I read this as "Maybe it won't take several more months depending on factors outside of the patch author's control" which doesn't really address my concerns that there's not a clear direction on how to unblock this patch in a timely fashion. That's not to imply that I think your concerns are invalid or should be hand-waved away! I agree that we should make sure there's comfort with the design and try to reduce risk as much as we can. It's more that I think I'm recognizing that trying to gain this clarity over Phabricator with long latency on the discussion is somewhat ineffective.

Based on the discussion so far, would these be acceptable steps to take?

0) Complete review on this patch for any technical concerns related to it and commit when it's ready (this unblocks some downstream needs quickly, hopefully).

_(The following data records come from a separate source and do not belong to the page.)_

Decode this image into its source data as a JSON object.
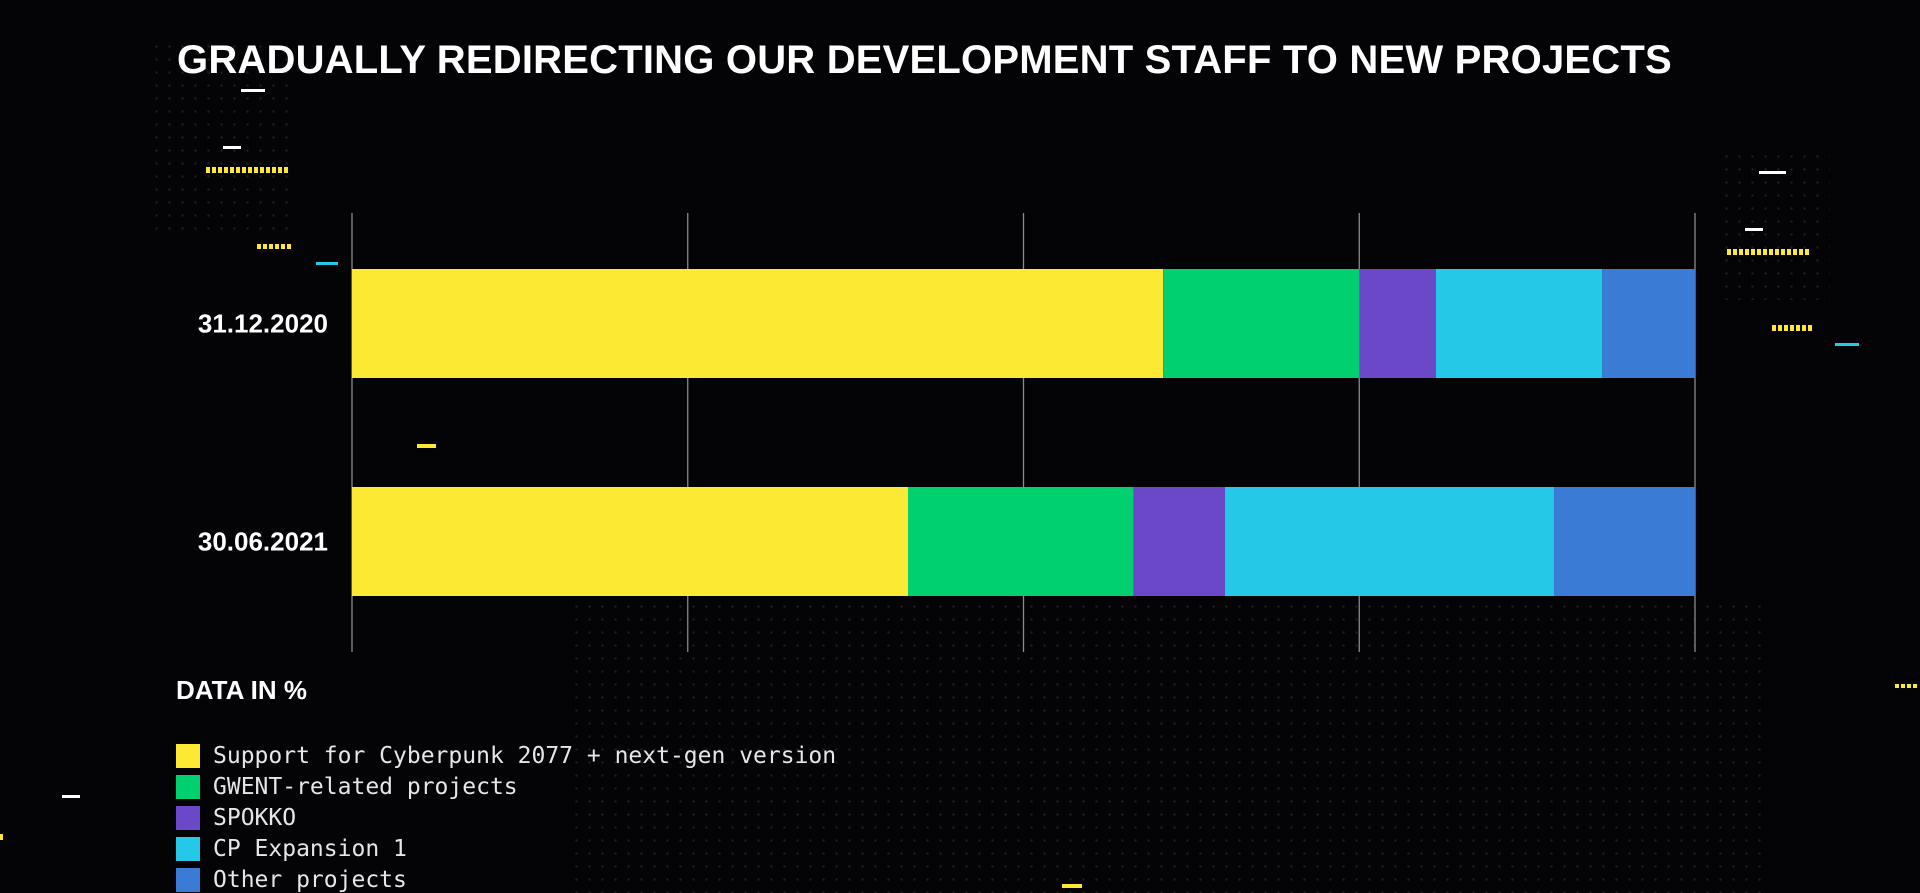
{
  "title": "GRADUALLY REDIRECTING OUR DEVELOPMENT STAFF TO NEW PROJECTS",
  "data_note": "DATA IN %",
  "chart_data": {
    "type": "bar",
    "orientation": "horizontal",
    "stacked": true,
    "title": "GRADUALLY REDIRECTING OUR DEVELOPMENT STAFF TO NEW PROJECTS",
    "xlabel": "",
    "ylabel": "",
    "xlim": [
      0,
      100
    ],
    "xticks": [
      0,
      25,
      50,
      75,
      100
    ],
    "tick_labels_visible": false,
    "grid": "vertical",
    "legend_position": "bottom-left",
    "categories": [
      "31.12.2020",
      "30.06.2021"
    ],
    "series": [
      {
        "name": "Support for Cyberpunk 2077 + next-gen version",
        "color": "#fce934",
        "values": [
          60.4,
          41.4
        ]
      },
      {
        "name": "GWENT-related projects",
        "color": "#00d06e",
        "values": [
          14.6,
          16.8
        ]
      },
      {
        "name": "SPOKKO",
        "color": "#6b48c8",
        "values": [
          5.7,
          6.8
        ]
      },
      {
        "name": "CP Expansion 1",
        "color": "#25c8e6",
        "values": [
          12.4,
          24.5
        ]
      },
      {
        "name": "Other projects",
        "color": "#3a7bd5",
        "values": [
          6.9,
          10.5
        ]
      }
    ]
  },
  "colors": {
    "background": "#040407",
    "gridline": "#8a8a8a",
    "text": "#ffffff",
    "accent_yellow": "#fce934",
    "accent_cyan": "#25c8e6"
  }
}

1. @bader (or someone else on the SYCL team) creates a bare-bones SYCL documentation page that is quickly accepted as a placeholder for us to put more documentation.
2. Each new SYCL related review that needs user-facing documentation outside of what the SYCL standard documents will update the Clang SYCL doc.
3. @bader (or someone else on the SYCL team) writes address-space mapping documentation and adds it to the Clang SYCL doc.
4. @bader (or someone else on the SYCL team) looks at other commits that have already gone into Clang to write missing documentation.

Some of these steps can be done in parallel, of course. I recognize we could have the order be #1 -> #3 -> #0 (so the docs for this change are written as part of this patch), but my concern with that approach is that this patch is blocking other SYCL efforts (@bader can correct me if I'm wrong about this) and no one has identified a definite issue with it yet beyond the lack of Clang documentation.

If those steps seem unreasonable or like I've totally missed the point on something, perhaps we could reach an understanding more quickly via a meeting (we could summarize the decisions from the meeting here so the community is aware of the end results)?